Philip Guston might hit his highest ever auction bid next month. His 1950s Abstract Expressionist painting, Nile (1958), going under the hammer at Sotheby’s New York on 17 May is estimated to fetch between $20m and $30m, the highest ever for a work by the artist at an auction. The Art Newspaper reports that the work comes from the collection of the Dallas-based couple Peter and Edith O’Donnell. All sale proceeds will go towards the O’Donnell philanthropic foundation, which supports science and arts initiatives. 

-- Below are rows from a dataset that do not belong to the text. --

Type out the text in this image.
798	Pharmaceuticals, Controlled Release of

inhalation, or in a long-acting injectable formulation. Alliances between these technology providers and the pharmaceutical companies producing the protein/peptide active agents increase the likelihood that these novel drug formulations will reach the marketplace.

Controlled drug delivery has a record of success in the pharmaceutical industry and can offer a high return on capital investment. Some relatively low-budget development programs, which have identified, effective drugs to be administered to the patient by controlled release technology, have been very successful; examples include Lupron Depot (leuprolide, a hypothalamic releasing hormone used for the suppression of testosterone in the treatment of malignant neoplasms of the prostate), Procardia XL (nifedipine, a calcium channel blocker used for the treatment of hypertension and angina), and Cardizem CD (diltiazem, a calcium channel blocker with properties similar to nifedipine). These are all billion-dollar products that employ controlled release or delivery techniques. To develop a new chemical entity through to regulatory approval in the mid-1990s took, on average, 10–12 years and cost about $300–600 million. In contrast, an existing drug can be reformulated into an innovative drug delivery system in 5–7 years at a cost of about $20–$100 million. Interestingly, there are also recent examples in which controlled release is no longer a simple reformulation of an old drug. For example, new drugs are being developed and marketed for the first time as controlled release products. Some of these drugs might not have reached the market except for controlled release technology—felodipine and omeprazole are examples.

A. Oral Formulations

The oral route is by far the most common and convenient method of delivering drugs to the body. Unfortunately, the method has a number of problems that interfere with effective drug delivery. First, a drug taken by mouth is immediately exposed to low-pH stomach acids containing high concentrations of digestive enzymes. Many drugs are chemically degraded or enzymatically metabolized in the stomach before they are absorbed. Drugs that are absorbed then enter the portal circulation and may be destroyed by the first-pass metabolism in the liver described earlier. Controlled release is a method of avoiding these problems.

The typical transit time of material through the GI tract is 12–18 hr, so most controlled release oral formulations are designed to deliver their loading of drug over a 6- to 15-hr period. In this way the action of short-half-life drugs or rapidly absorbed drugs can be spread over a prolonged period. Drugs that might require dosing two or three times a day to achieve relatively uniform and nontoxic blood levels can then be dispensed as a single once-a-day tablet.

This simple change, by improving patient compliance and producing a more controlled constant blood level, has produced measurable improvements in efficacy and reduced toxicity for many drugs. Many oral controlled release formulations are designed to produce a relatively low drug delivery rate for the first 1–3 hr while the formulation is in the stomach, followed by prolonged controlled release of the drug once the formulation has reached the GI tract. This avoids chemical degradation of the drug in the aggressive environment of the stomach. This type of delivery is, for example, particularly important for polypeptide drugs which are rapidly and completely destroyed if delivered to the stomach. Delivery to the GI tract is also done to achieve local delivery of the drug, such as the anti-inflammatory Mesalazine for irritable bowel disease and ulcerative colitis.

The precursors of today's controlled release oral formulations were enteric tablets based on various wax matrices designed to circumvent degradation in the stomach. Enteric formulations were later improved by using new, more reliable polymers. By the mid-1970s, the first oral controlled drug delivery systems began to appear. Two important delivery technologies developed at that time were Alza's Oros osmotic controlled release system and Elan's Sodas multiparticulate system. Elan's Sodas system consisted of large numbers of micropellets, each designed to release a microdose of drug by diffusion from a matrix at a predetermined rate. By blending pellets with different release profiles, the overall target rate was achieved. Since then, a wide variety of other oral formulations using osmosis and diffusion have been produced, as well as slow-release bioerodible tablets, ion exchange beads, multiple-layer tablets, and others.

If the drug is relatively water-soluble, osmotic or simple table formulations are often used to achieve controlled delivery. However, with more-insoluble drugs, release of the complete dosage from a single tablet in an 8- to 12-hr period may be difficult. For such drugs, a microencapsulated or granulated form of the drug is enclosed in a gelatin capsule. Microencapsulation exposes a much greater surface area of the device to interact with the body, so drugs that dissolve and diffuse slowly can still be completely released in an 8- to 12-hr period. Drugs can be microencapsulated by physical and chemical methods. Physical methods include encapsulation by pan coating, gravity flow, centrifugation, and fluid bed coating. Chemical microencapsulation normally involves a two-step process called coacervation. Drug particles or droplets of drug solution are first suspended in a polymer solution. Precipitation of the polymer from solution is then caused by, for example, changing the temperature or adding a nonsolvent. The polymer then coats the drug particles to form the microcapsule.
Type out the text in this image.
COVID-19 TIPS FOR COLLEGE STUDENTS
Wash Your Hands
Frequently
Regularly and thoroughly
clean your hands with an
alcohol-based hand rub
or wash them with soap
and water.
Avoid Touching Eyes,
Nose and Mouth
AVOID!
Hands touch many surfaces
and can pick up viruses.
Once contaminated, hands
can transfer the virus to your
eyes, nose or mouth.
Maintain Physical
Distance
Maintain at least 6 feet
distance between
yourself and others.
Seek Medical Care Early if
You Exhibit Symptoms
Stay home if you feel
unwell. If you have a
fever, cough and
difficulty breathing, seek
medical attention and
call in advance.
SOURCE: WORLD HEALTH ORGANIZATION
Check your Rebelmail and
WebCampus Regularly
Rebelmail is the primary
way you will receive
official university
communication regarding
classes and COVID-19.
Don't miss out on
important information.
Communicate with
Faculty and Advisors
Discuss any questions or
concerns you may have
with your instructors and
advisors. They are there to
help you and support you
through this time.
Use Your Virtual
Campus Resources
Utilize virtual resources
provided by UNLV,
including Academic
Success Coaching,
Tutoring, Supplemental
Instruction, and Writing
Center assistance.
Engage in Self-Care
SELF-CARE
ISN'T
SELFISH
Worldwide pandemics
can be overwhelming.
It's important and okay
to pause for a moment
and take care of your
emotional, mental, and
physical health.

“It was during his period with his peers of the New York School that Guston developed his signature technique and style that is epitomised by Nile…. Working so close that he lost all sense of space and depth, sometimes close enough for paint splatters to get in his eyes, Guston forged a new type of painterly intensity, reaching its apex in Nile,” says a Sotheby’s statement. Nile will be on view in Sotheby’s London galleries from 8 to 13 April, followed by Hong Kong from 24-27 April. It will be exhibited in New York between 6-17 May. 


Earlier, Guston’s paintings and drawings featuring hooded figures resembling the Ku Klux Klan (KKK) caused much furore within the art world for their racial undertones. Last November, Ominous Land (1972), featuring a hooded figure, was auctioned for $9.4m (with fees) at Sotheby’s in New York against a much lower estimate. This made the work Guston’s most expensive picture to incorporate a KKK motif to be sold publicly, notes The Art Newspaper


Philip Guston was born in Montreal, Quebec in 1913, in a family of Russian immigrants. While growing up in Los Angeles, his early murals were inspired by the masters of the Italian Renaissance. Largely self-taught, he gained early success as a figurative painter. After moving to New York, he turned to abstraction, joining contemporaries such as Pollock, De Kooning, Kline and Rothko. Guston abruptly withdrew from the art scene in the mid-1960\’s and, despite being a reigning figure of the Abstract Expressionism movement, Guston surprised many when he returned to figuration in 1968, working in near seclusion. He continued painting till his death in 1980, weeks after the opening of a major retrospective.